« Ce combat contribue à faire avancer tous les autres » – Claire Guiraud

3 déc

GuiraudClaire Guiraud est secrétaire générale du Haut conseil à l’égalité entre les femmes et les hommes, l’instance nationale consultative indépendante chargée des droits des femmes et de l’égalité femmes-hommes. Elle sera membre du jury du concours d’éloquence du 15 décembre.

Le collectif Droits humains pour tou·te·s conduit une action essentielle : promouvoir la suppression de l’expression « droits de l’Homme » de la terminologie officielle des instances et des institutions de la République Française, pour être remplacée par une expression n’excluant pas les femmes. Sur le front des droits des femmes, on pourrait penser qu’il existe des questions plus prioritaires, comme le plafond de verre ou encore la lutte contre les violences. En réalité, tous ces sujets sont interdépendants, et la langue n’est pas un sujet anecdotique. Ce combat contribue à faire avancer tous les autres.

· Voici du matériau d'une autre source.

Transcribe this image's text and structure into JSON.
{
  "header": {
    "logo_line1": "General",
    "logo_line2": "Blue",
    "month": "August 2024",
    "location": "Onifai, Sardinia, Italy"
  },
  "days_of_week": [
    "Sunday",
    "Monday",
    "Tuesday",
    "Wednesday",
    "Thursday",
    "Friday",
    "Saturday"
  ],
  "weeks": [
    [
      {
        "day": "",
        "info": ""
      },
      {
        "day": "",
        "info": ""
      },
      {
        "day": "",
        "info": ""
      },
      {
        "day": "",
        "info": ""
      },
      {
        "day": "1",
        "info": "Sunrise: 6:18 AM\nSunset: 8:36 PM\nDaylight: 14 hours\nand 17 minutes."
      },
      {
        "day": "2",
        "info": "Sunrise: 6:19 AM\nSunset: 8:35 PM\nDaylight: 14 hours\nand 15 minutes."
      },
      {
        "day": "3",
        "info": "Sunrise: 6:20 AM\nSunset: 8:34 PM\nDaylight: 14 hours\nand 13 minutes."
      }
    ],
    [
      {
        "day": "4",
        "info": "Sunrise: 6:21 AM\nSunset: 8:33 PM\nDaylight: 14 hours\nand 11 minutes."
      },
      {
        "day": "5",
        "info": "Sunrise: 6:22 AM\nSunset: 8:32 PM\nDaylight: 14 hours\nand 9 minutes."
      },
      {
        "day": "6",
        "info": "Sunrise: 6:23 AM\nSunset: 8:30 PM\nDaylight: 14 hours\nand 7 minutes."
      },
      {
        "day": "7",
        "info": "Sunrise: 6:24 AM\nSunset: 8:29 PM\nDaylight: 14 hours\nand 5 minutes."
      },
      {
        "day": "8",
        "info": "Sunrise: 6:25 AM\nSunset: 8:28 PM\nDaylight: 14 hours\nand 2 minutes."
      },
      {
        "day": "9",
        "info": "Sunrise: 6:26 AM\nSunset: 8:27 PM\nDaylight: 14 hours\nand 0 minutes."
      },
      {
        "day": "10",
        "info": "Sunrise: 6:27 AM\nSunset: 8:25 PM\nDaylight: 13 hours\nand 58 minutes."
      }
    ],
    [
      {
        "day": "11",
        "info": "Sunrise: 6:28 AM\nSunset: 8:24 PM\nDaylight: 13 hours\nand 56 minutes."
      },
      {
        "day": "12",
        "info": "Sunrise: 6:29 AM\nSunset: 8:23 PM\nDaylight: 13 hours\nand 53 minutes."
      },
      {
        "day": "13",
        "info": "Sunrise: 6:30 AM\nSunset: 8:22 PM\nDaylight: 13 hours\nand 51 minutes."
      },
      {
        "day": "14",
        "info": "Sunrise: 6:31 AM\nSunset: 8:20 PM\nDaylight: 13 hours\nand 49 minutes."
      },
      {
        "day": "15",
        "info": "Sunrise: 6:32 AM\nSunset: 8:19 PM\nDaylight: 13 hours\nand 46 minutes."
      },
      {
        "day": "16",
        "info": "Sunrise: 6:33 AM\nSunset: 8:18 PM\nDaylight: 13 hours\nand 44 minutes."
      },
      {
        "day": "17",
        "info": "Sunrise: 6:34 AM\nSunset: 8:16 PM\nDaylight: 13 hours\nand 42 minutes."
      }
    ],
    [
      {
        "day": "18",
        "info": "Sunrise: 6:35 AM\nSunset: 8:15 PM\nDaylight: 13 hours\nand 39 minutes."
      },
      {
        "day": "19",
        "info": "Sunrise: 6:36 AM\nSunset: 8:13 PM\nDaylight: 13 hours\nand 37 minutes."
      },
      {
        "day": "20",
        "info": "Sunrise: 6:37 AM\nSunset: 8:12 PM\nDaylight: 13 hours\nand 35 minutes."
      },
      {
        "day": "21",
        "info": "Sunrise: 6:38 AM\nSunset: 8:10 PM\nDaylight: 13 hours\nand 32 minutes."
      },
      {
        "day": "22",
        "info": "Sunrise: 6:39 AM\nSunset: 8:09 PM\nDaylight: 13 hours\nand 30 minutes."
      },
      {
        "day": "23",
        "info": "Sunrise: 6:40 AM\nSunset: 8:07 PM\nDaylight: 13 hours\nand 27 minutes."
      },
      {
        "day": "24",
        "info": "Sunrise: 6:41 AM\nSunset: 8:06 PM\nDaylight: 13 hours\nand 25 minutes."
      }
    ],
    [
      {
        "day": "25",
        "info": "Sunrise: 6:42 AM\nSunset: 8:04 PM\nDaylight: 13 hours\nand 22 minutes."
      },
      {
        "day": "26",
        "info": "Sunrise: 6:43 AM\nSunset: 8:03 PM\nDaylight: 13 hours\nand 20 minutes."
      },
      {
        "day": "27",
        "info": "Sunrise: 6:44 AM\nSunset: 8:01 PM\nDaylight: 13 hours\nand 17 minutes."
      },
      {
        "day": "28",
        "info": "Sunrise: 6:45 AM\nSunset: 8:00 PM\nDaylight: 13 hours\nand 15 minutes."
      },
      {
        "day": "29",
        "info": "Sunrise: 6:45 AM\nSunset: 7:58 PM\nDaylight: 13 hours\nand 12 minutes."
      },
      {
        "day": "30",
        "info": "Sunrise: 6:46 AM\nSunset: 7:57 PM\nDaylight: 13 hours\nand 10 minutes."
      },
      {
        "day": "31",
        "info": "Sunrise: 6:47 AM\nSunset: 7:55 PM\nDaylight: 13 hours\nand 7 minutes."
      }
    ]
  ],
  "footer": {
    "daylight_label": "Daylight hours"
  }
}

La langue rend visible l’état des relations entre les sexes

Car interroger la place des femmes et des hommes dans la langue, c’est interroger les relations entre les femmes et les hommes dans la société. En effet, le masculin ne l’a pas toujours emporté sur le féminin et jusqu’au Moyen-âge, les noms de métiers et de fonctions existaient aussi bien au féminin qu’au masculin. C’est la volonté de grammairiens et d’académiciens qui a causé ce recul, sous prétexte que le genre masculin est plus « noble ». On remarque d’ailleurs que l’accord au féminin est moins accepté lorsqu’il s’agit de fonctions perçues comme prestigieuses : « préfète », « directrice », « cheffe ». Alors que « cuisinière », « ouvrière », « pâtissière » n’a jamais fait hausser le moindre sourcil ! C’est bien qu’il y a en jeu autre chose qu’une question de convention grammaticale. La langue rend visible l’état des relations entre les sexes, elle dit nos valeurs, ce que nous sommes et ce que nous voulons être. Une langue qui rend invisible les femmes est la traduction d’une société où les femmes sont secondaires.

Le mot « homme » dans la Déclaration des droits de l’homme et du citoyen française a longtemps servi à écarter juridiquement les femmes du droit de vote

Dans la société d’égalité que nous souhaitons, il n’y a pas de place pour l’exclusion des femmes, ni à l’Assemblée nationale, ni des cafés, ni des textes fondamentaux de notre République. Rendre visibles les femmes dans la langue, c’est tout l’enjeu du Guide pour une communication sans stéréotype du Haut Conseil à l’Egalité entre les femmes et les hommes, qui rappelle que « le mot « homme » dans la Déclaration des droits de l’homme et du citoyen française a longtemps servi à écarter juridiquement les femmes du droit de vote. Les rédacteurs de la Déclaration onusienne de 1949 voulaient mentionner « Rights of Man » et ce fut la seule femme présente, Eleanor Roosevelt, qui se battit pour qu’ils adoptent «Human Rights », afin de couvrir les droits des femmes. Expression que la France traduit à tort par « Droits de l’homme », contrairement au Québec francophone par exemple qui écrit « Droits de la personne humaine ».

HCE_Baniere_haut copieDans son Guide, le Haut Conseil soutient pleinement l’action du Collectif Droits humains pour tou·te·s et c’est le sens de sa participation au Jury du concours d’éloquence.